Aus dem scheinbar unauflöslichen Gegensatz zwischen den Besitzenden und den Besitzlosen in der Gesellschaft seiner Zeit entwickelte Büchner Maßstäbe für ein radikales Umdenken. Geprägt durch seine intensive Beschäftigung mit der französischen Revolution, erkannte er das objektive Wirken eines „ehernen Gesetzes“ (Brief an seine Braut Minna Jaeglé aus Gießen im Januar 1834; BW 30), nach dem die Geschichte als unaufhaltsamer, zwangsläufiger Prozess abläuft, der vom Einzelnen nicht beeinflusst werden kann. Mit dieser deterministischen Geschichtsauffassung setzte er sich zugleich in scharfen Gegensatz zu einem idealistischen Geschichtsoptimismus, demzufolge die Geschichte (gemäß der Figur des Schillerschen Wallenstein) von einzigartigen, genialen Persönlichkeiten mit überragenden Eigenschaften und Fähigkeiten gestaltet wird. [1] Obwohl dieser Brief deutliche Züge einer fatalistisch gestimmten, resignativen Haltung in Bezug auf den Ablauf geschichtlicher Prozesse aufweist, war Büchner von einem revolutionären Veränderungswillen beseelt. Er wurde nicht müde, die seiner Meinung nach unmenschliche Kehrseite der Wirklichkeit als Irrweg anzuprangern [2] und für die von ihm als absolut notwendig erkannte Veränderung gesellschaftlicher Verhältnisse zu kämpfen. Sein Standort war auf der Seite der Besitzlosen, der Ausgebeuteten und Unterdrückten, d. h. des einfachen Volkes, dem er durch sein Schreiben und Agitieren Stimme verleihen und das er in seinem Selbstbehauptungswillen stärken wollte.

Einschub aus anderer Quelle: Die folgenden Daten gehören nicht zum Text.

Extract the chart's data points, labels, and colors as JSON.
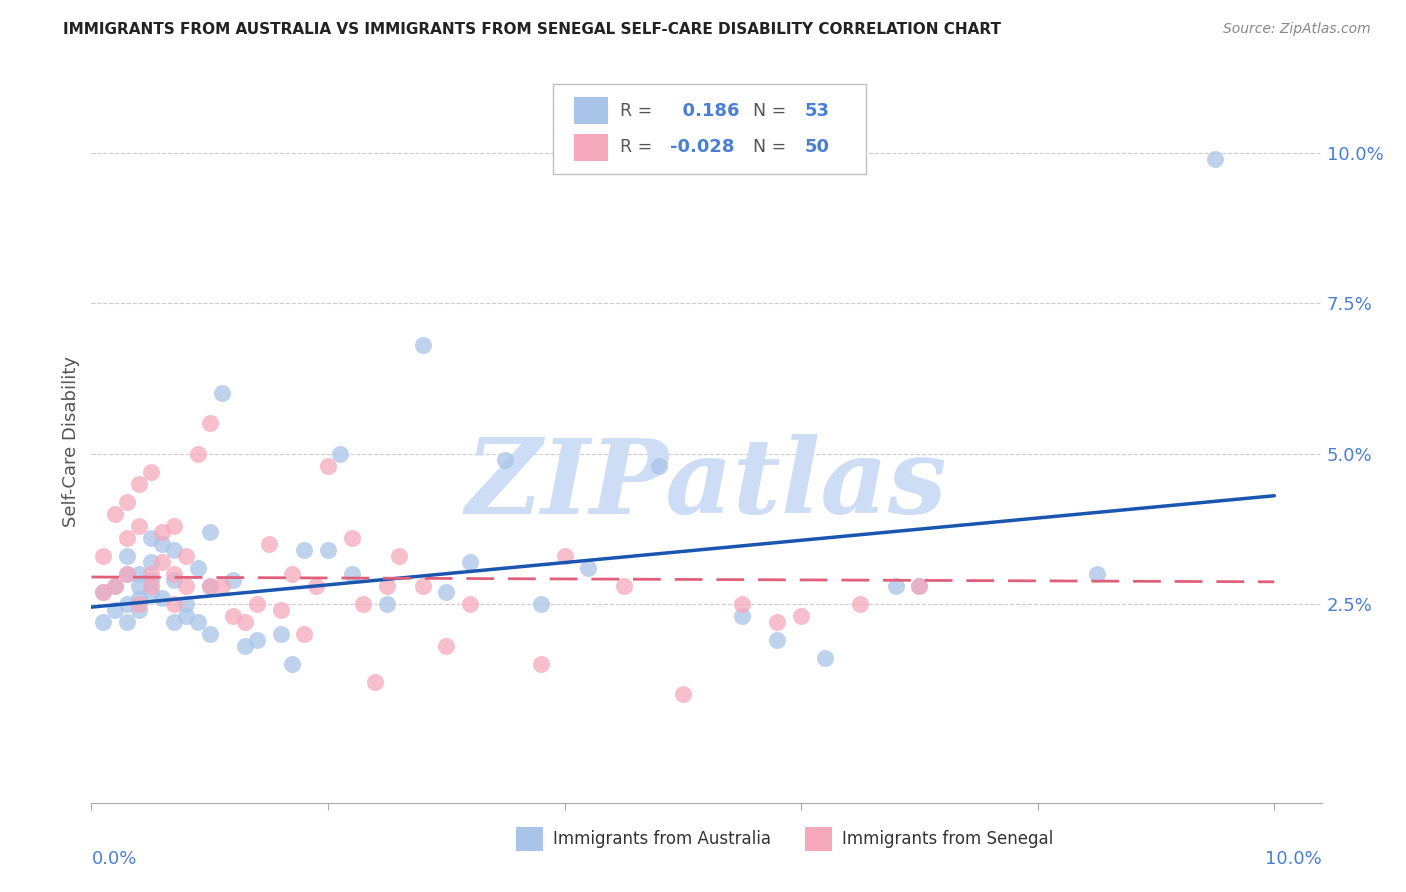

Die politischen Verhältnisse in Deutschland

In Deutschland waren die Verhältnisse keineswegs besser. Auch hier setzten sich restaurative Maßnahmen in der Politik durch. Im 1815 gegründeten Deutschen Bund wurden rund zehn Jahre nach dem Zerfall des Heiligen Römischen Reiches 39 Einzelstaaten zusammengefasst, die durch 35 Fürsten im Frankfurter Bundestag vertreten waren. Die politische Zersplitterung innerhalb Deutschlands blieb somit weiterhin bestehen. Im gleichen Jahr schlossen sich die Monarchen Russlands, Österreichs und Preußens zur „Heiligen Allianz“ zusammen mit dem Ziel, nationale und freiheitliche Bestrebungen im Volk zu unterdrücken und die neu geschaffene Ordnung gegen revolutionäre Aufstände zu schützen. Auf ihrem Wartburgfest versammelten sich 1817 deutsche Studenten unter dem Wahlspruch “Ehre, Freiheit, Vaterland“ und vereinigten sich im Jahr darauf zur Deutschen Burschenschaft. Der politisch motivierte Mord eines Studenten an August von Kotzebue im März 1819 lieferte dem österreichischen Außenminister und Staatskanzler Fürst Metternich einen willkommenen Vorwand, um mit den Karlsbader Beschlüssen vom August 1819 scharfe Maßnahmen gegen nationale und liberale Bewegungen – insbesondere innerhalb der Studentenschaft – zu ergreifen.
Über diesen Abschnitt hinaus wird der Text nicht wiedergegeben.